Best of the Banff Film Festival, presented by UCSB Arts &
Lectures. At Campbell Hall, Wednesday and Thursday, March 1 and
2.

The ever-popular Banff Mountain Film Festival rolls back into
town this week with two action-packed nights of movies at UCSB on
March 1 and 2. This year marks the 30th annual installment of the
high-octane movie menagerie — a color-soaked swirl of extreme
sports, ominous mountain peaks, snow covered inspiration, and
far-flung survival tales from all parts of the globe. Every
November the international mountaineering community descends on
Banff, Canada to celebrate and bear witness to hundreds of films
dedicated to the various moods of mountain life in North America
and abroad. And since 1992 the cream of this Canadian crop has been
hitting the road and bringing its particular and always fresh brand
of outdoor adventure to sold-out local audiences here in Santa
Barbara. From coming-of-age rituals in Siberia to the Zen of being
a ski bum, Banff ’06 picks up right where last year’s wild ride
left us. Wednesday night kicks things off with seven films and more
than two hours of action. Laughter reigns supreme with the short
but unforgettable Kumba Mighty-Mites, which lets viewers in on the
raucous fun of Nepali children bombing down hills on homemade skis
just hours after a big snow storm, and the mockumentary The Lost
People of Mountain Village, a Spinal Tap-esque look at the
“discovery” of uninhabited structures deep in the Rockies.

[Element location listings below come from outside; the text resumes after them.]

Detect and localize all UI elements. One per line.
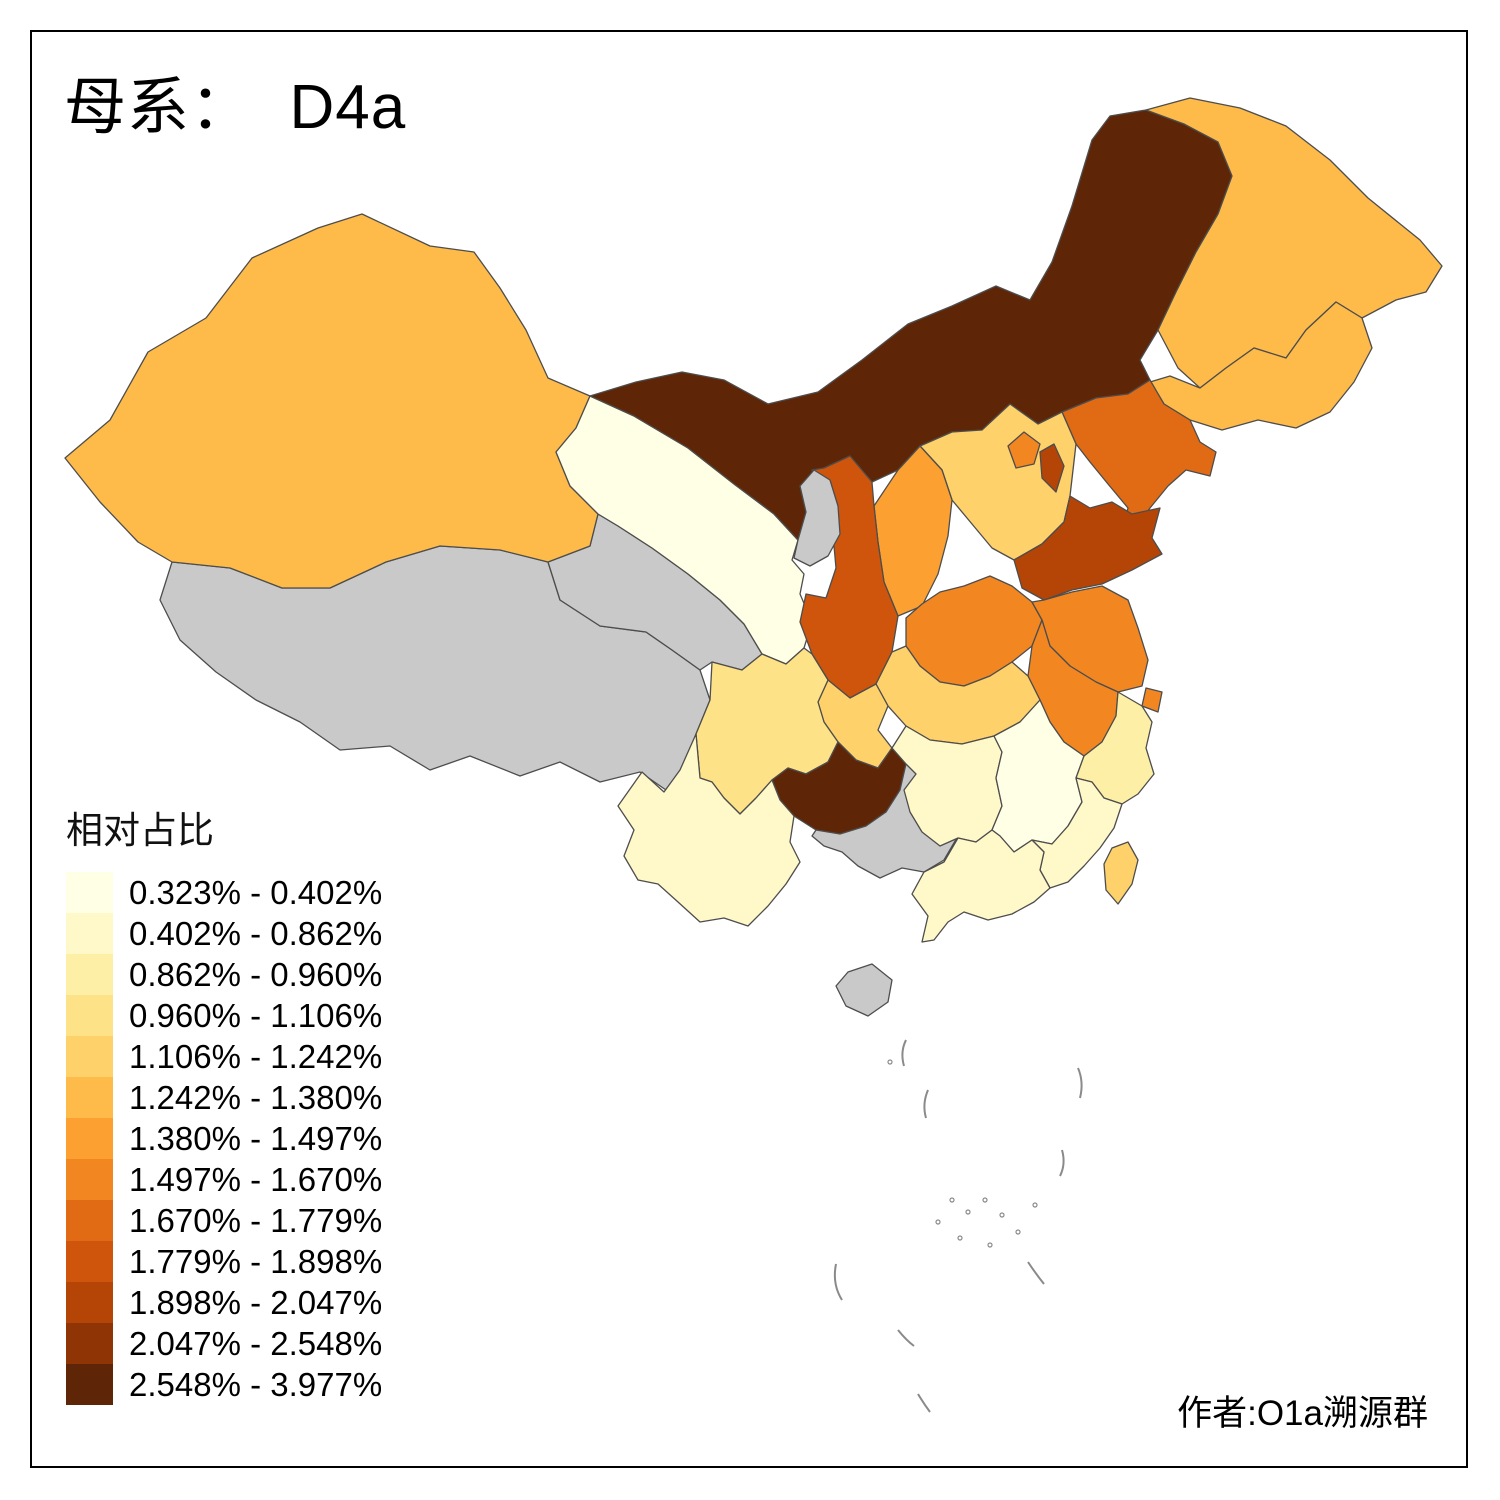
legend-swatch	[66, 872, 113, 913]
dash-line-segment	[1027, 1261, 1045, 1285]
legend-swatch	[66, 995, 113, 1036]
legend-title: 相对占比	[66, 810, 214, 851]
legend-swatch	[66, 954, 113, 995]
islet	[965, 1209, 971, 1215]
legend-label: 1.242% - 1.380%	[129, 1078, 383, 1116]
islet	[935, 1219, 941, 1225]
dash-line-segment	[833, 1263, 843, 1301]
legend-swatch	[66, 1200, 113, 1241]
legend-label: 2.047% - 2.548%	[129, 1324, 383, 1362]
legend-item: 1.670% - 1.779%	[66, 1200, 382, 1241]
legend-label: 0.960% - 1.106%	[129, 996, 383, 1034]
dash-line-segment	[923, 1089, 929, 1119]
legend-item: 1.242% - 1.380%	[66, 1077, 382, 1118]
region-fujian	[1031, 777, 1123, 889]
legend-swatch	[66, 1323, 113, 1364]
dash-line-segment	[1059, 1149, 1065, 1177]
figure-title: 母系： D4a	[64, 73, 407, 142]
islet	[1015, 1229, 1021, 1235]
dash-line-segment	[897, 1329, 915, 1347]
region-ningxia	[793, 469, 841, 567]
legend-swatch	[66, 1118, 113, 1159]
legend-swatch	[66, 1364, 113, 1405]
legend-swatch	[66, 913, 113, 954]
islet	[887, 1059, 893, 1065]
dash-line-segment	[1077, 1067, 1083, 1099]
legend-swatch	[66, 1282, 113, 1323]
legend: 相对占比 0.323% - 0.402% 0.402% - 0.862% 0.8…	[66, 800, 382, 1405]
legend-label: 1.106% - 1.242%	[129, 1037, 383, 1075]
legend-swatch	[66, 1241, 113, 1282]
islet	[949, 1197, 955, 1203]
region-guangdong	[911, 829, 1051, 943]
region-tianjin	[1039, 443, 1065, 493]
legend-label: 1.898% - 2.047%	[129, 1283, 383, 1321]
legend-label: 1.779% - 1.898%	[129, 1242, 383, 1280]
region-beijing	[1007, 431, 1041, 469]
legend-item: 1.106% - 1.242%	[66, 1036, 382, 1077]
islet	[957, 1235, 963, 1241]
region-liaoning	[1061, 379, 1217, 537]
legend-item: 0.323% - 0.402%	[66, 872, 382, 913]
legend-item: 0.402% - 0.862%	[66, 913, 382, 954]
legend-swatch	[66, 1159, 113, 1200]
legend-item: 2.548% - 3.977%	[66, 1364, 382, 1405]
islet	[982, 1197, 988, 1203]
legend-item: 1.380% - 1.497%	[66, 1118, 382, 1159]
legend-item: 1.497% - 1.670%	[66, 1159, 382, 1200]
islet	[999, 1212, 1005, 1218]
legend-label: 1.380% - 1.497%	[129, 1119, 383, 1157]
provinces	[64, 97, 1443, 1017]
region-xinjiang	[64, 213, 599, 589]
legend-item: 0.960% - 1.106%	[66, 995, 382, 1036]
region-shanghai	[1141, 687, 1163, 713]
region-yunnan	[617, 733, 801, 927]
legend-label: 2.548% - 3.977%	[129, 1365, 383, 1403]
legend-label: 0.862% - 0.960%	[129, 955, 383, 993]
region-hainan	[835, 963, 893, 1017]
legend-label: 1.670% - 1.779%	[129, 1201, 383, 1239]
islet	[1032, 1202, 1038, 1208]
legend-item: 0.862% - 0.960%	[66, 954, 382, 995]
south-china-sea-marks	[833, 1039, 1083, 1413]
plot-border	[30, 30, 1468, 1468]
legend-label: 1.497% - 1.670%	[129, 1160, 383, 1198]
region-shandong	[1013, 495, 1163, 601]
islet	[987, 1242, 993, 1248]
legend-label: 0.323% - 0.402%	[129, 873, 383, 911]
dash-line-segment	[901, 1039, 907, 1067]
dash-line-segment	[917, 1393, 931, 1413]
legend-item: 1.779% - 1.898%	[66, 1241, 382, 1282]
legend-swatch	[66, 1036, 113, 1077]
legend-item: 2.047% - 2.548%	[66, 1323, 382, 1364]
author-credit: 作者:O1a溯源群	[1177, 1394, 1428, 1433]
legend-swatch	[66, 1077, 113, 1118]
region-taiwan	[1103, 841, 1139, 905]
legend-item: 1.898% - 2.047%	[66, 1282, 382, 1323]
legend-label: 0.402% - 0.862%	[129, 914, 383, 952]
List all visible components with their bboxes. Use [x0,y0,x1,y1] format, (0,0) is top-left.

Wednesday also shows the Special Jury Award winner Balancing Point
and the latest skiing, snowboarding, and BASE jumping efforts from
the über-adrenaline junkies Teton Gravity Research. Things pick up
a notch on Thursday with seven more movies including
Return2Sender:Parallelojams’ finger-breaking, ankle-crushing look
at the sadomasochistic world of crack climbing at Indian Creek in
Utah. The day also features the 2005 Best Film on Mountain Culture
Award winner Charles, Edouard ou le temps suspendu, a French film
documenting the harsh yet beautiful realities of life on an
isolated high elevation mountain farm. Also included in Thursday’s
lineup is the stunningly filmed story of Cynthia Hunt (The Magic
Mountain) and her undying efforts to empower the people of Ladakh,
a mountainous region in the northwest corner of India. As Stephan
Siegrist, one of the climbers in the Wednesday night film Harvest
Moon, says, “There are some mountains in the world, if you see
them, you just have to stand on their summit.” Likewise, if you
have a love for the outdoors and a passion for adventure and
foreign culture, this is one film fest you just have to see.